In morning trading, ReNeuron shares were 6.3% higher at 136p.
The update came alongside the stem cell specialist’s interim results, which showed it made significant operational and financial progress in the six months to September 30.
Chief among the highlights was its tie-up with China’s Fosun, which is worth a potential £80mln in milestone payments and which yielded a £5.4mln upfront sum.
It helped shore up an already fairly robust balance sheet as the group ended the period with just over £21mln in the bank, giving it two years’ cash runway at the current burn rate.
In the clinic, the company delivered positive top-line results from its phase I/IIa study of patients with the degenerative eye disease retinitis pigmentosa.
An ongoing phase IIa clinical assessment is to be expanded, while further efficacy data is expected next year.
Turning to its CTX stem cell therapy for stroke victims, ReNeuron hopes to accelerate recruitment for its US phase IIb trial with protocol amendments and “other initiatives”.

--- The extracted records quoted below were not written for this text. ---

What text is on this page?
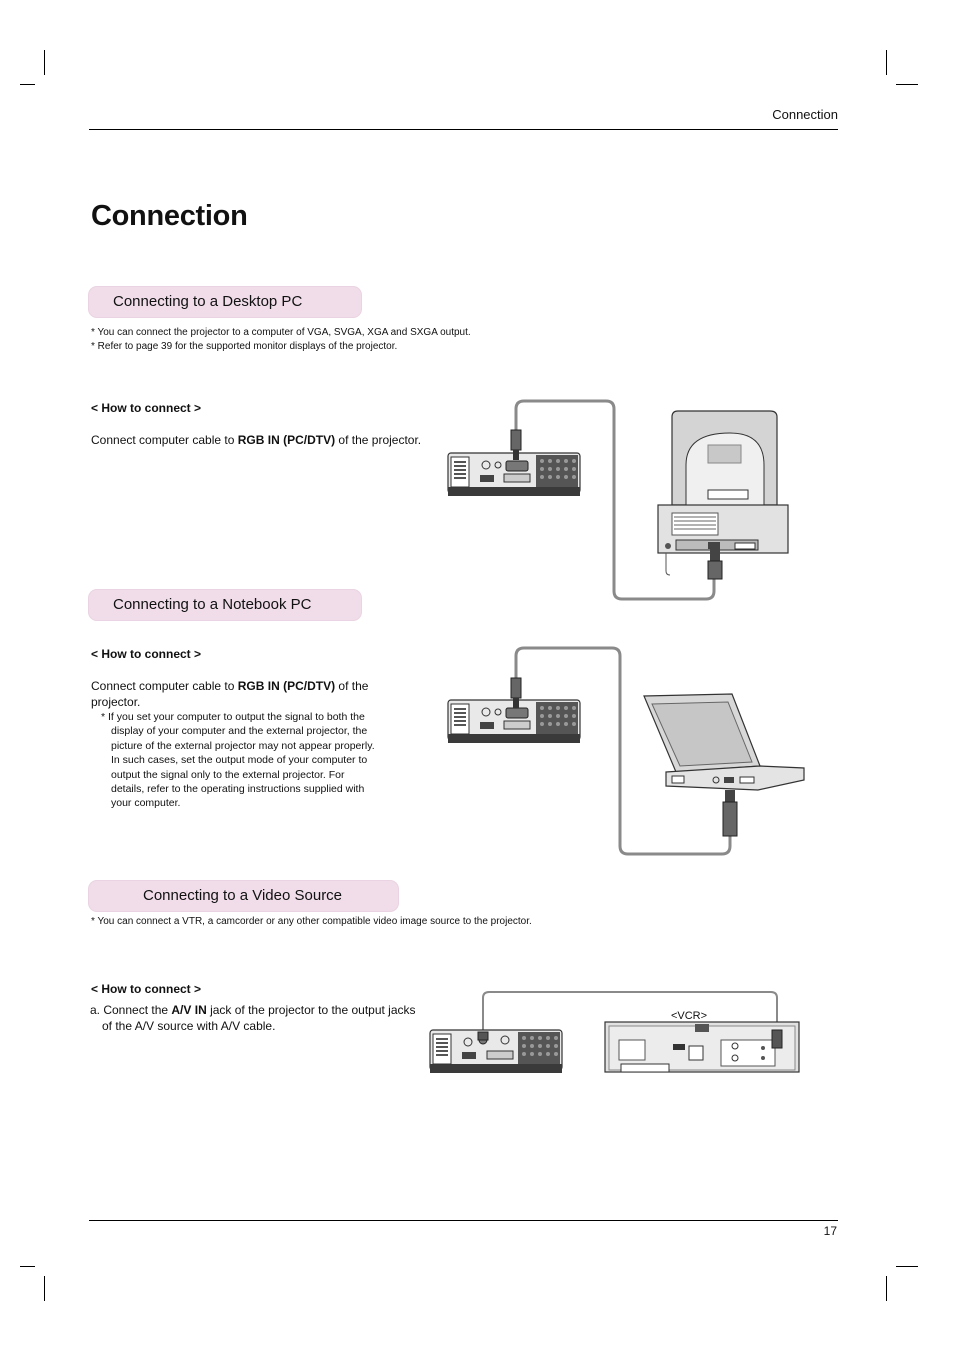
Connection
Connection
Connecting to a Desktop PC
* You can connect the projector to a computer of VGA, SVGA, XGA and SXGA output.
* Refer to page 39 for the supported monitor displays of the projector.
< How to connect >
Connect computer cable to RGB IN (PC/DTV) of the projector.
Connecting to a Notebook PC
< How to connect >
Connect computer cable to RGB IN (PC/DTV) of the
projector.
* If you set your computer to output the signal to both the
display of your computer and the external projector, the
picture of the external projector may not appear properly.
In such cases, set the output mode of your computer to
output the signal only to the external projector. For
details, refer to the operating instructions supplied with
your computer.
Connecting to a Video Source
* You can connect a VTR, a camcorder or any other compatible video image source to the projector.
< How to connect >
a. Connect the A/V IN jack of the projector to the output jacks
of the A/V source with A/V cable.
<VCR>
17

Meanwhile, the overall size of the study increased from 110 to 130 patients, with a read-out expected in mid-2021.
The half also saw the drug developer ink a grant-funded collaboration initiated with European Cancer Stem Cell Research Institute to develop that will aid the development of its exomes technology.
Exosomes are nanoparticles released by cells and contain a number of active proteins and micro RNAs that are believed to play a key role in cell-to-cell communication.
A growing body of evidence demonstrates that exosomes can modulate cellular immunity and promote the activation of regenerative or repair programmes in diseased or injured cells.
"The period under review has been marked by significant progress across our various clinical and research programmes,” said Olav Hellebø, ReNeuron chief executive.
Taking a closer look at the financials, the interim reveal losses were narrowed to £3.9mln rom £5.36mln, while cash burn for the six months fell to £5.15mln from £7.54mln.